The story is about a genteel and respectable family whose members; especially two girls, live through an ordeal of emotions. A murder committed out of jealousy and insecurity rocks the world of two sisters who are extremely fond of each other. The incident, though occurring at the time of the Second World War, causes an irreparable damage to the reputation of the family and continues to haunt its members years after years when finally the niece musters up the courage to recount the lives of her aunts when approached by a book writer.
In this novel, Ruth Rendell elicits the flaws in the family system. Families that often exhibit compassion, love, respect, manners and great virtues can also be dysfunctional to the core. Page by page she uncovers hypocrisy, snobbism, jealousy, insecurity, manipulation and greed existing in the family. It makes you realize that genteelism and social status does not guarantee true happiness and genuine love from others.
Through the narrator’s (the niece) eyes the readers live through the entire story; therefore, it is all in the First person with a few supporting characters stating themselves as and when asked or remembered by the narrator. It will remind you of an English movie in which you know the incidents and happenings through conversations between the characters, and you feel the emotions through the thoughts and sensitivities of the narrator. Characters are not formally introduced to the reader but are detailed out as the story progresses to the extent that the narrator’s name is disclosed after the first 30 or 35 pages of the book. There’s no family tree drawn as well so readers might find it challenging to remember names and the relation of the family members. Also, the events in the story are not narrated in a chronological order but are disclosed through some random thoughts or actions occurring in the present. Having said all this, I feel that this makes Ruth Rendell unique and original in my eyes. The technique and craft that she uses to write is one of its kinds. She believes in serving a dexterously made platter in small quantities and keeping the reader hungry for more till the very last course. She excels in executing this technique.
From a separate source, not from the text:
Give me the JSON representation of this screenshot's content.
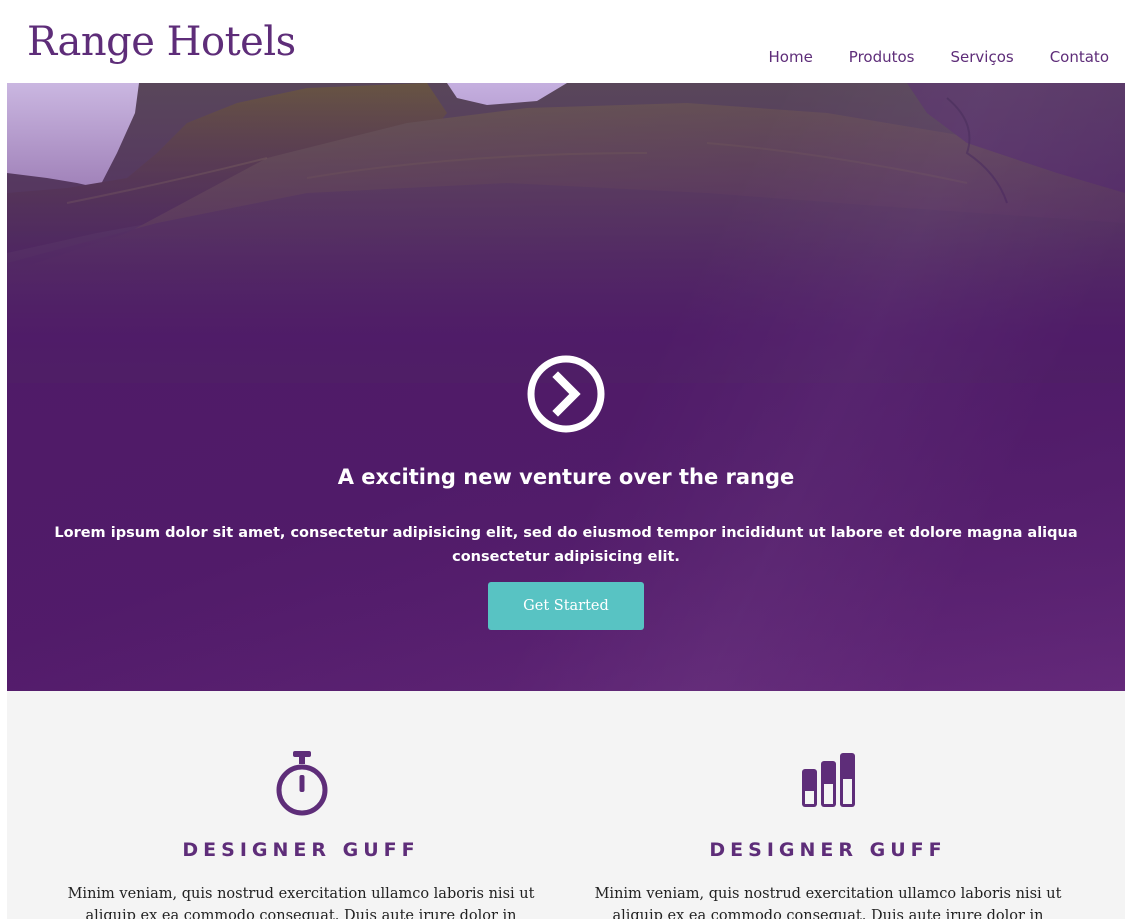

It is one of those rare mysteries that I would like to reread due to three prime reasons in that order: the writer’s style, the finesse of the plot, and the feasibility aspect keeping in mind that it’s only 300 pages long! The characterization is vivid and above average. I felt the obsession of Vera (the elder sister) and the shrewdness of Eden (the younger one). And yes, you might want to justify the name of the novel after reading it. To this, I suggest think abstract and not about the physical eye.